There are some notable highlights, including Thomas Cappelen Malling’s “H,” which has to be one of the darnedest WWII films ever.  It also helps rehabilitate the old “Keep Calm, Carry On” slogan after the recent Amazon kerfuffle.  Noburo Iguchi’s “F” is an apocalyptic Yuri epic that should appeal to a wide range of fetishists.  Marcel Sarmiento earns major style points for the visually dynamic genre-warping “D.”  Perhaps the biggest twist is the one applied to old school exploitation in Jake West’s “S.”  While not exactly classic, Yûdai Yamaguchi plays the premise of Hara-Kiri for laughs, succeeding to an extent with “J.”

Yet, there are considerably more misfires and head-scratchers than minor masterworks in ABC.  Jorge Michel Grau’s “I” is a short, nasty bit of cruelty.  Ti West’s slight “M” might be the biggest disappointment, covering similar ground as several other letters, but with far less plot or characterization.  Yet, the film saves the worst for last with Yoshihiro Nishimura’s “Z,” an incomprehensible mess, aside from the irredeemably offensive misuse of 9-11 imagery. 

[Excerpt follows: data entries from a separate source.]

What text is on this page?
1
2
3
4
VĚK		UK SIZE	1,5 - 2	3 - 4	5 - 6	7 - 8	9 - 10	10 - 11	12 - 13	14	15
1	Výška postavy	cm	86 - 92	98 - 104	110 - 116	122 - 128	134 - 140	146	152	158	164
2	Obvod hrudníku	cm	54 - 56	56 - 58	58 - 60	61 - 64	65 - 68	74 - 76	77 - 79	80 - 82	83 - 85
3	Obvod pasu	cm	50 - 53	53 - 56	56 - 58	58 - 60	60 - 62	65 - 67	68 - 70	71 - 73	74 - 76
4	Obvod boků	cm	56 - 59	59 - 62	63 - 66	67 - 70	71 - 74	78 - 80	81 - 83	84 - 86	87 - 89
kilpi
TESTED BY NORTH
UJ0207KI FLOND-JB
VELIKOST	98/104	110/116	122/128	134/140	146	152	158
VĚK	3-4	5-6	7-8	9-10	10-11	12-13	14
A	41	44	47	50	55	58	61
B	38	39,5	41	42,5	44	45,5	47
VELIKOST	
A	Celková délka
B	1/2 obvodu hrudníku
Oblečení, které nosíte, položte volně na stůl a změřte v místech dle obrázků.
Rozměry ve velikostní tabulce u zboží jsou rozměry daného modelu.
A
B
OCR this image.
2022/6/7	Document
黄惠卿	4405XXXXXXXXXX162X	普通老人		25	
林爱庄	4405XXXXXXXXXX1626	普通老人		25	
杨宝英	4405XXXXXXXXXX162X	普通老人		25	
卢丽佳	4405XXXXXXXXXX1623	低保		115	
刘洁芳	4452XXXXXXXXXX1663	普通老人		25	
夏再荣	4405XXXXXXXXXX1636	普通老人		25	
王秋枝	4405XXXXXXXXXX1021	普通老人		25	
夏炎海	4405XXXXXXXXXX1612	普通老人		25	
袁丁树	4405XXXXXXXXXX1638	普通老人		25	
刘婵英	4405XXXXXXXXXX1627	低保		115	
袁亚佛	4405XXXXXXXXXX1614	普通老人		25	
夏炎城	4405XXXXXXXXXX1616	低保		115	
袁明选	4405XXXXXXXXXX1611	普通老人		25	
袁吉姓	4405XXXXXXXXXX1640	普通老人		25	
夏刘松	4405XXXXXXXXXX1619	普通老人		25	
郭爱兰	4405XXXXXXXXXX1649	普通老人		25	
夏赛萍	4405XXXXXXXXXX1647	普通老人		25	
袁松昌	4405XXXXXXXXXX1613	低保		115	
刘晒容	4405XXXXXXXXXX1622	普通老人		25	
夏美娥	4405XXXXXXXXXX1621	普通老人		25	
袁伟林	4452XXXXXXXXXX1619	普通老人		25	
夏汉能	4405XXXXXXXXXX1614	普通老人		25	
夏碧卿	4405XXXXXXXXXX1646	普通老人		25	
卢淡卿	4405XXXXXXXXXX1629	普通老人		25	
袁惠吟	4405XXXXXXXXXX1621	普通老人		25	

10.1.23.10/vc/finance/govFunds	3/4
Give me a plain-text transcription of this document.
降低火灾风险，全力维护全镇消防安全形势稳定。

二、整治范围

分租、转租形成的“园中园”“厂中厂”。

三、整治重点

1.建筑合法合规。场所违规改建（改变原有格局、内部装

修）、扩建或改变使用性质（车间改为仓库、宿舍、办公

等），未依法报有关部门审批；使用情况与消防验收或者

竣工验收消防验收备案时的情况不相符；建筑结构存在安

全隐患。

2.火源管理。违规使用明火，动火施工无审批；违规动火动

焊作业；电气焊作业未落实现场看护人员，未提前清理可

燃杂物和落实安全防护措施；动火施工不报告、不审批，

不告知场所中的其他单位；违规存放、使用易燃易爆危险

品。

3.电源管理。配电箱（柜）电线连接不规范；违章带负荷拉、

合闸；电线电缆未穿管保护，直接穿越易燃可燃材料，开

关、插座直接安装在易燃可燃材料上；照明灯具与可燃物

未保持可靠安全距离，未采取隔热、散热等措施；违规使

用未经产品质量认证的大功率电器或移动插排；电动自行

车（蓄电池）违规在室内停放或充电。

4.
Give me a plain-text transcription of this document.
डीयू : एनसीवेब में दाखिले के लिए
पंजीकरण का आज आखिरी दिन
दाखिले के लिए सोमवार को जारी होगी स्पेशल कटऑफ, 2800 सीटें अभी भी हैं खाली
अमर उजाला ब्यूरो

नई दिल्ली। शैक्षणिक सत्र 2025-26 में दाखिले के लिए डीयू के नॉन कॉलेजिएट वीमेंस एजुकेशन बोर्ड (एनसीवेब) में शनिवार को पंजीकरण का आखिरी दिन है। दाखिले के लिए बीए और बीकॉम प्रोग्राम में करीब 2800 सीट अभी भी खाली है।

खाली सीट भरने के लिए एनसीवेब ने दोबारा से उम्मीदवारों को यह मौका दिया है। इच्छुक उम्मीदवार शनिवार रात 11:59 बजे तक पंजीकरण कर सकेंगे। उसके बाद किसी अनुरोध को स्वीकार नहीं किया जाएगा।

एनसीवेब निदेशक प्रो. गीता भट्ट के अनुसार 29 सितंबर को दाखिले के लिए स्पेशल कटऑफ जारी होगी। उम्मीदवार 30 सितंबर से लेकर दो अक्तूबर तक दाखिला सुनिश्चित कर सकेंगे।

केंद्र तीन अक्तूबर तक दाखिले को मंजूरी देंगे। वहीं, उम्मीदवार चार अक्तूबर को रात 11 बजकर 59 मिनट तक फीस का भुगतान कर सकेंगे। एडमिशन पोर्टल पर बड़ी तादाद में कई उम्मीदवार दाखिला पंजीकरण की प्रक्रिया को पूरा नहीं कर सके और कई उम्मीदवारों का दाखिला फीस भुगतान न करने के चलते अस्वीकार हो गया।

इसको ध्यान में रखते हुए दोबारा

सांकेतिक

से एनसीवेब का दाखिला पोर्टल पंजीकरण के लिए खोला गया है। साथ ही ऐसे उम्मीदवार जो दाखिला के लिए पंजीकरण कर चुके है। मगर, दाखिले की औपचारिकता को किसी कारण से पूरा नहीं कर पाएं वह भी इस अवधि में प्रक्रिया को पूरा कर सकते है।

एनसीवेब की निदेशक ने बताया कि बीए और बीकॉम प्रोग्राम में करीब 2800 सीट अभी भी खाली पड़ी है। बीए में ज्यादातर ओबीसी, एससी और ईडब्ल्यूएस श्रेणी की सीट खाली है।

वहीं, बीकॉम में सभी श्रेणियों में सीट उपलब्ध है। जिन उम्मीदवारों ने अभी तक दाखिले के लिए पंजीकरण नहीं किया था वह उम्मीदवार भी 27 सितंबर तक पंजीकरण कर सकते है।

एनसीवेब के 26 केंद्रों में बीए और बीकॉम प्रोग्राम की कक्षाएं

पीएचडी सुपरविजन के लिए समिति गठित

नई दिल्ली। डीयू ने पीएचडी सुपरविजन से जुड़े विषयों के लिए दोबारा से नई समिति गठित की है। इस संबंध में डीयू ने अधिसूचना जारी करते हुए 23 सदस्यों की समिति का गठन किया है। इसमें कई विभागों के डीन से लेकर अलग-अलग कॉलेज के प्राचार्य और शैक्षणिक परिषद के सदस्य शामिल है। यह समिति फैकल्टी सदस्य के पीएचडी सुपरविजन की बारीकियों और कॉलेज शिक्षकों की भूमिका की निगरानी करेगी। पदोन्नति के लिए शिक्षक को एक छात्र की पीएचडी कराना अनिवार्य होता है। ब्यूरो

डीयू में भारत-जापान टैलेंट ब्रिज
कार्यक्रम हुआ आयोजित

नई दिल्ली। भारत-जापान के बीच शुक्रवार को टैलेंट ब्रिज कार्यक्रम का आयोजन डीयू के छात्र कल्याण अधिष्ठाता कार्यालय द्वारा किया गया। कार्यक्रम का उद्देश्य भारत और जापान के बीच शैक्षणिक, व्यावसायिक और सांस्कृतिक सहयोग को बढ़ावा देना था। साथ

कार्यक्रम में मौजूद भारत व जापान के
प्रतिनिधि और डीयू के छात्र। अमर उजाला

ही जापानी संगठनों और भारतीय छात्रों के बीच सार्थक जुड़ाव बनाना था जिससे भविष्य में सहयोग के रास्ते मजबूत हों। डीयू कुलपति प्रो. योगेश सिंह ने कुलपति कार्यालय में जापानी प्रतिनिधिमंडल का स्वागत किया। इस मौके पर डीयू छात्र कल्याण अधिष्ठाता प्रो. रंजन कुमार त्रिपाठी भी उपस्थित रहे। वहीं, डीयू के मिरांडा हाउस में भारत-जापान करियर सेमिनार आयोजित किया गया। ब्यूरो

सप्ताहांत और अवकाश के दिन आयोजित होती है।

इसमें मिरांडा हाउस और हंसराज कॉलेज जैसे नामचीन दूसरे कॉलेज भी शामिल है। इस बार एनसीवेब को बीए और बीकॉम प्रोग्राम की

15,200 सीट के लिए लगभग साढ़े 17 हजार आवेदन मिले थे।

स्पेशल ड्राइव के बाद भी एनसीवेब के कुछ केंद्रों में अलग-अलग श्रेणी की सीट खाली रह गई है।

At least many of the worse entries are also the shortest.  Here’s the speed-dating run-down on all twenty six:

Nacho Vigalondo’s A: Amusing but gimmicky.  Grade: B
Adrián García Bogliano’s B: Connects with childhood fear more than any other entry—B
Ernesto Díaz Espinoza’s C: Like a so-so installment of a cable horror anthology show—C
Marcel Sarmiento’s D: Ambitiously expressionistic—A minus
Angela Bettis’ E: Relatively funny creepy crawler black comedy—B minus
Noburo Iguchi’s F: Entertainingly over the top—A minus
Andrew Traucki’s G: Utterly forgettable—C minus
Thomas Cappelen Malling’s H: Hugely inventive—A
Jorge Michel Grau’s I: Vicious and depressing—F
Yûdai Yamaguchi’s J: Unabashed slapstick—B minus
Anders Morgenthaler’s K: One of several tales revolving around toilets—C minus
Timo Tjahjanto’s L: Sick but surprising, like a the horror movie version of Eyes Wide Shut—C plus
Ti West’s M: The complete waste of a perfectly good letter—F
Banjong Pisanthanakun’s N: An effectively dark little O. Henry-esque story—B plus
Bruno Forzani & Hélène Cattet’s O: Sexually explicit films ought to be more memorable—C minus
Simon Rumley’s P: More social realism than genre, but featuring strong performances—B minus
Adam Wingard & Simon Barrett’s Q: The first and funnier self-referential hipster entries—B minus
Srdjan Spasojevic’s R: Strong set-up, weak payoff—B minus
Jake West’s S:  One of the alphabet’s best—A
Lee Hardcastle’s T:  Unfortunately, you can probably guess what T stands for—C
Ben Wheatley’s U: Promising but leaves viewers wishing for a more fully developed story—B
Kaare Andrews’ V: Respectable foray into dystopian science fiction—B
Jon Schepp’s W:  Self-referential, but with less bite and narrative cohesion—D minus
Xavier Gens’ X: Disturbing and somewhat derivative, but well executed—C plus
Jason Eisener’s Y: An unpleasant dud by any conceivable standard—F
Yoshihiro Nishimura’s Z: Unwatchable, incomprehensible, and insulting—F

Altogether that roughly averages to about a C.  To repeat the obvious, anthology films are always considerably mixed bags.  Unfortunately, the low points of ABC are truly bottom scrapers many viewers will probably wish they could unsee.  Recommended only for true diehard horror fans, The ABCs of Death opens tomorrow (3/8) in New York at the IFC Center.